Swinging the Oldsmobile on to the track, Brad reduced its speed to a crawl. As they turned a corner, they saw a convertible parked without lights at the side of the track. Its occupants bounced away from each other as Alice directed the spotlight’s beam on to them.
‘They must have come later,’ Ivy said. ‘I know I didn’t see another car as I drove out.’
Seeing the convertible did not surprise the deputies, nor did finding another car parked in a similar manner further along. Once again Ivy insisted that it had not been there as she left the scene of the crime. Although Alice illuminated the second vehicle in passing, causing the man and woman on the front seat to separate hurriedly and glare in her direction, she saw nothing suspicious and the Oldsmobile went by without stopping. The turn-offs were much used by Gusher City couples as lovers’ lanes.
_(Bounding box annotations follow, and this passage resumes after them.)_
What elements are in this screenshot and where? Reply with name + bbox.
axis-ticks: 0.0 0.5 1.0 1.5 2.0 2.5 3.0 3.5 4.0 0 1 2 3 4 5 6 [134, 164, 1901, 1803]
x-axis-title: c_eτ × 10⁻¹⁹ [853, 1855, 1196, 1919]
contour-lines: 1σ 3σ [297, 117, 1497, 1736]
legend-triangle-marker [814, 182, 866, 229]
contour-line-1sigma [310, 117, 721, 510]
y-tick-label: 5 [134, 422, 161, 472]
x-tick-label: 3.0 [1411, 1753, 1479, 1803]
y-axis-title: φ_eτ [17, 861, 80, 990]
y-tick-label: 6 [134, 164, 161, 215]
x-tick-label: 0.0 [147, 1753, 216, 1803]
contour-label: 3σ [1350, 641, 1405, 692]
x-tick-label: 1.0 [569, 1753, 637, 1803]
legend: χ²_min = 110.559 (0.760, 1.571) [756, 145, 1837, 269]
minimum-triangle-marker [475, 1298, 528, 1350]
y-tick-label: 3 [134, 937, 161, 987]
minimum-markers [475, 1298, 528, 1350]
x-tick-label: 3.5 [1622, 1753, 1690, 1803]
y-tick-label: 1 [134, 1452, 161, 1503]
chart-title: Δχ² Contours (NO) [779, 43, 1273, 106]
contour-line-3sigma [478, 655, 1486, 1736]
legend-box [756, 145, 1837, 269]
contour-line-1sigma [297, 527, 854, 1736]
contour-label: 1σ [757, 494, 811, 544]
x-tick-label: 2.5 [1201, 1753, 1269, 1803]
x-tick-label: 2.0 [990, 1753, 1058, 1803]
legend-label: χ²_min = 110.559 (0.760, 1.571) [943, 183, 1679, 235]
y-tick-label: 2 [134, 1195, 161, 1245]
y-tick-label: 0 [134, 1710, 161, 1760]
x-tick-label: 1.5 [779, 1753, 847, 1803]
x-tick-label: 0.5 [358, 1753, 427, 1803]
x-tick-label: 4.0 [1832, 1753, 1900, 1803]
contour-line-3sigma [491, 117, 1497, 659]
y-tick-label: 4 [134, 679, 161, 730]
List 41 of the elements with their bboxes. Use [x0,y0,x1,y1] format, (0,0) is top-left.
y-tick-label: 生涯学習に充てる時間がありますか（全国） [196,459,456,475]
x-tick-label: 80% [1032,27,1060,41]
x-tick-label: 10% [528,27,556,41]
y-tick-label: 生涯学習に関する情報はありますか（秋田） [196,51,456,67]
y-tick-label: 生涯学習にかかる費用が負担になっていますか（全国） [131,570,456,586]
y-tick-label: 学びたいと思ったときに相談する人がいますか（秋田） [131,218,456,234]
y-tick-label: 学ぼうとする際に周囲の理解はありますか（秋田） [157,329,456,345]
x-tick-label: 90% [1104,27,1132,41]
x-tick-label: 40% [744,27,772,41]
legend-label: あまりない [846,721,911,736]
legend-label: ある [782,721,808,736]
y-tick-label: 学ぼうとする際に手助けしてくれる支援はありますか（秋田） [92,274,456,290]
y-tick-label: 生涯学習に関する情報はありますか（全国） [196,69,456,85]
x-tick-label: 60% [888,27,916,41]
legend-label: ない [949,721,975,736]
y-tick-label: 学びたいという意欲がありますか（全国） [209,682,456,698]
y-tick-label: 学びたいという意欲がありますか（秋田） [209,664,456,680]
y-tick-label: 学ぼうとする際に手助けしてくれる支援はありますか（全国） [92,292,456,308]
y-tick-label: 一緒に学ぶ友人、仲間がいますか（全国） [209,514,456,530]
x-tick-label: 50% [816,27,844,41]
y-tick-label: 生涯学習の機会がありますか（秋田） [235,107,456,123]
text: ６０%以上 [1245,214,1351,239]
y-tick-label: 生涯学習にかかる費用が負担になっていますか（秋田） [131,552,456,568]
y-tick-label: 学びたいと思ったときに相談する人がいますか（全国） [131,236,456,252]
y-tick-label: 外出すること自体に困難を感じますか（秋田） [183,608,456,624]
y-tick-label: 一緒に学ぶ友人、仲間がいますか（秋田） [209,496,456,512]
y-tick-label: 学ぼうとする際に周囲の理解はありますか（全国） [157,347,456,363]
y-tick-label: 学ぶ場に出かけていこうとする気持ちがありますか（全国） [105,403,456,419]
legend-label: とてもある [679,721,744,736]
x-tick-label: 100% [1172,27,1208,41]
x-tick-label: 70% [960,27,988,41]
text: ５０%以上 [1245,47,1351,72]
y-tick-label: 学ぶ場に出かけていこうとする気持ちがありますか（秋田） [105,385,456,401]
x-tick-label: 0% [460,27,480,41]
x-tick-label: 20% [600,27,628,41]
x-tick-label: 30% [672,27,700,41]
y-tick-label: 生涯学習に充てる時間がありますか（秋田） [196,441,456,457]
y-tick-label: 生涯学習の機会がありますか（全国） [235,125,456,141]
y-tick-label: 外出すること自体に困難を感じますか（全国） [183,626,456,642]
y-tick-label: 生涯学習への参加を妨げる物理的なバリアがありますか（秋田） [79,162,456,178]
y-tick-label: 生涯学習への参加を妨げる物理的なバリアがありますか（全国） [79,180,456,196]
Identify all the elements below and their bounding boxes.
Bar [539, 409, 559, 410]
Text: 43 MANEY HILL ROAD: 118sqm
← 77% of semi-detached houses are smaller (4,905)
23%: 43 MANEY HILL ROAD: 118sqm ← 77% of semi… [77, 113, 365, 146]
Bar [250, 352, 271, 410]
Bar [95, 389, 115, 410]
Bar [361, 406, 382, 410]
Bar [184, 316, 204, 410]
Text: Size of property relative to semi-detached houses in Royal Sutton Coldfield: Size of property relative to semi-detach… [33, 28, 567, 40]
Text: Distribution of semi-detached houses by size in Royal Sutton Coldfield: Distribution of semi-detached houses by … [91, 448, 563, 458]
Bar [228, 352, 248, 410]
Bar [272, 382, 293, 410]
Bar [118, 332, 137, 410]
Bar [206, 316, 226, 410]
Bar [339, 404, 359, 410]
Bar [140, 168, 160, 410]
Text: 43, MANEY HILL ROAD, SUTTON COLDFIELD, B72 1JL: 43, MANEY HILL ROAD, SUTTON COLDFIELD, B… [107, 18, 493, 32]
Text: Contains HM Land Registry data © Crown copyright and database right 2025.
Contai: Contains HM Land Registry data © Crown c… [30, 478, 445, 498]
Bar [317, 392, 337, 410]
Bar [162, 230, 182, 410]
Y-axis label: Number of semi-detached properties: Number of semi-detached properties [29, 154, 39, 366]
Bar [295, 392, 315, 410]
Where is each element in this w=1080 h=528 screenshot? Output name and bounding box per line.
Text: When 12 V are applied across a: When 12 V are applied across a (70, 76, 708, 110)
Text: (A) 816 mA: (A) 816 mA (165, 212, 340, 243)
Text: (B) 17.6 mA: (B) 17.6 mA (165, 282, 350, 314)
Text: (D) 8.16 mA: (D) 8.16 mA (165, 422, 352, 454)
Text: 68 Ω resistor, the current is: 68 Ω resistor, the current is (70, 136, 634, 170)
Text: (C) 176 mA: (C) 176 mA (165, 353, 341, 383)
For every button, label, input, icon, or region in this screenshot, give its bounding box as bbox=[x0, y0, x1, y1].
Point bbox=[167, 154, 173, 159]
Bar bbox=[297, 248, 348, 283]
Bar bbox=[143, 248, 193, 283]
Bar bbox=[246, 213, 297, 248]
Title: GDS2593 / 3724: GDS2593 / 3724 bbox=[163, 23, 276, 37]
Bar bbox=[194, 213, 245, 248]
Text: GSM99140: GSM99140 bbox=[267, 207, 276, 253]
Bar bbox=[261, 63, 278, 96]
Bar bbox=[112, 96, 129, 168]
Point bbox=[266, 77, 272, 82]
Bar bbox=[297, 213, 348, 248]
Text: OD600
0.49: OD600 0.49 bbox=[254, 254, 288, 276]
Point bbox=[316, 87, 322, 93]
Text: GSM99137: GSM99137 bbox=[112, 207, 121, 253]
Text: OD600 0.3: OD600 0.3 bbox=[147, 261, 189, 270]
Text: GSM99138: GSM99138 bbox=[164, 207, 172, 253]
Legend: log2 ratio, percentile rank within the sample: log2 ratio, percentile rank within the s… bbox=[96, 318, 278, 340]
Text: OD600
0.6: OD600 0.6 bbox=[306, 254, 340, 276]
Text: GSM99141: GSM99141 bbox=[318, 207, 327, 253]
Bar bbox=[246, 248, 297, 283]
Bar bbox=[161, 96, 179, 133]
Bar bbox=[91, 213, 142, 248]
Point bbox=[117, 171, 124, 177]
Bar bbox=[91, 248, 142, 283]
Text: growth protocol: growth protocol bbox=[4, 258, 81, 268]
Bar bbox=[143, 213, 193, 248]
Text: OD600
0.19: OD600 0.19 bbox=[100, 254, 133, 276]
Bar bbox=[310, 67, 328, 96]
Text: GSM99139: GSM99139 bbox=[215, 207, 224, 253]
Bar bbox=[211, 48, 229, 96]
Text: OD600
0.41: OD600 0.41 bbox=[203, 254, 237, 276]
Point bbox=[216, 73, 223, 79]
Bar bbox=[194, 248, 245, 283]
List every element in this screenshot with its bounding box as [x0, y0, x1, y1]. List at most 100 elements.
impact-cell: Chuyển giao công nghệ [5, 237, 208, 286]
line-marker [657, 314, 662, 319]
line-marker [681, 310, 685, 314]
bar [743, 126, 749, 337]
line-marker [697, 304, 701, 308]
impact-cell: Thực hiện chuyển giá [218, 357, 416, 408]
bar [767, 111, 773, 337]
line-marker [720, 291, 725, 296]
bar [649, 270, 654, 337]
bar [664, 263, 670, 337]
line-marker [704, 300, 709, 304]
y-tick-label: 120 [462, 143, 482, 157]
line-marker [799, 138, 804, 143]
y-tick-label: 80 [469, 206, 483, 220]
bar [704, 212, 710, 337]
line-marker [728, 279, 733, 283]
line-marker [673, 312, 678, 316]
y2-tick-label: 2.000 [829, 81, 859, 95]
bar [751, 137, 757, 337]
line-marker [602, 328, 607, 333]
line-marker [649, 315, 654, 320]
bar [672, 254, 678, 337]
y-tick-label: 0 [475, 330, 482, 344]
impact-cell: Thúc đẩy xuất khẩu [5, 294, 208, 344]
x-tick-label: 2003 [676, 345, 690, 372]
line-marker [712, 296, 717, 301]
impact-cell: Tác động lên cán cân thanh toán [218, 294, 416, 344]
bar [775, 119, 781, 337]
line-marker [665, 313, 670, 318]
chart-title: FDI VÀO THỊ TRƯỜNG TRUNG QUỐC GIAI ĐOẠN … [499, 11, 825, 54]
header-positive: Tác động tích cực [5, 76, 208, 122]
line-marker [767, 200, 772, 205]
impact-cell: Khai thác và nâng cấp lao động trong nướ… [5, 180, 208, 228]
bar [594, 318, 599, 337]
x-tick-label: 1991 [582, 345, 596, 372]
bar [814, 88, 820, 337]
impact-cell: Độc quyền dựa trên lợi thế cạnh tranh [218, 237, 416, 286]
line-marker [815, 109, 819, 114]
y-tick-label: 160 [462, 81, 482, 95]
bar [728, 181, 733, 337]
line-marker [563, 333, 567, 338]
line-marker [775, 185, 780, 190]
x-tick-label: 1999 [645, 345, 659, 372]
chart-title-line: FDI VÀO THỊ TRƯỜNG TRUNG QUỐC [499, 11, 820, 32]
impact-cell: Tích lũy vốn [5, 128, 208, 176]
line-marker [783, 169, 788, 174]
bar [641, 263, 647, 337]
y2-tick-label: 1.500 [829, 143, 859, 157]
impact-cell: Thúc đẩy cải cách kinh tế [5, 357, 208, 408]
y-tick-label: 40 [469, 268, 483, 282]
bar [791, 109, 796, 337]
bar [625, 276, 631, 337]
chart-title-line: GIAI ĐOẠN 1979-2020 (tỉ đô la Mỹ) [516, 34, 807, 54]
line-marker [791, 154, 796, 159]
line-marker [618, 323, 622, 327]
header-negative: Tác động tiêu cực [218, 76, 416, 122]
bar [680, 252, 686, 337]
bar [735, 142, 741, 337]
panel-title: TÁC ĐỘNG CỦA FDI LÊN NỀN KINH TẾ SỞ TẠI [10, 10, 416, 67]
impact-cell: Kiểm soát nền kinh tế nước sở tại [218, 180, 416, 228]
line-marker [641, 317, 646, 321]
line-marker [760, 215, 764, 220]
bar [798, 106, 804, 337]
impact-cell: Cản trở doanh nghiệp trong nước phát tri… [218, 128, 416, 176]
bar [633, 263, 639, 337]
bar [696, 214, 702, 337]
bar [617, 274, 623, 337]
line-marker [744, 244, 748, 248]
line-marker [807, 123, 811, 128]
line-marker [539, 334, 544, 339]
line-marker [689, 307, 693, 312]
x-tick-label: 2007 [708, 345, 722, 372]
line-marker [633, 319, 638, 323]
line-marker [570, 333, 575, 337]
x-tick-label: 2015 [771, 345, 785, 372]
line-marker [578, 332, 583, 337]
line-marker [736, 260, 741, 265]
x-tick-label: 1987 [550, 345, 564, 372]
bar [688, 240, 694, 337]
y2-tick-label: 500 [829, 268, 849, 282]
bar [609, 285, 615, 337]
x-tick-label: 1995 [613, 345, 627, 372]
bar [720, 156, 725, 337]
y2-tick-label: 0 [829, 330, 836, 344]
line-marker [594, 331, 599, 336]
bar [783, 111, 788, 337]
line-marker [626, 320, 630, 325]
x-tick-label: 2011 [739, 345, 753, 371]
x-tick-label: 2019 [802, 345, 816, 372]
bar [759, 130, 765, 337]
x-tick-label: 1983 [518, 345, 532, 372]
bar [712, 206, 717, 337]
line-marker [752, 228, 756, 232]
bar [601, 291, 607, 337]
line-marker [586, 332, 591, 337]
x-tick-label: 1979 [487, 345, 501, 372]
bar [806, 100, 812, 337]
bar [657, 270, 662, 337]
Leaning out of the window, Alice directed the spotlight’s beam across the Oldsmobile’s bonnet and at the left side of the track. After covering slightly over half a mile, they turned a corner and the light picked out something brown against the green of the grass under a large white oak tree. Even as the deputies identified the brown object as a wallet, Ivy announced hesitantly that she thought they had reached the spot where she and Hoopler had parked.
Telling Ivy to stay in the car, Alice opened her door and swung out. Moving across the seat, Brad collected a powerful flashlight from the glove compartment and left through Alice’s door. Once glance at the hard surface of the track told him that the precaution had been
unnecessary. There was no hope of finding footprints or tire marks on it. Nor would the springy, short grass be better for retaining visual signs of the robber’s presence.
‘Which way did he go, Mrs. Monoghan?’ Alice asked.
‘There,’ Ivy answered, pointing through the window she had opened towards the trees. ‘Y-You’re not going to leave me here alone while you go after him?’
‘We aren’t going after him,’ Alice replied.
Instead of being assured, Ivy let out an indignant squeal of, ‘You mean that you’re just going to let him get away with it?’
‘No, Mrs. Monoghan,’ Alice replied patiently, starting to coil the long cord of the spotlight. ‘We’re not going to let him get away with it. But we can’t see well enough with a flashlight to find and follow his tracks. In the morning, as soon as it’s light, the Scientific Investigation Bureau’s search specialists will be out here looking for evidence.’
‘But he’ll be gone by then!’ Ivy protested.
‘He’s gone now,’ Alice pointed out. ‘If we start blundering around in the dark, we’ll spoil any chance of S.I.B.’s experts finding his tracks.’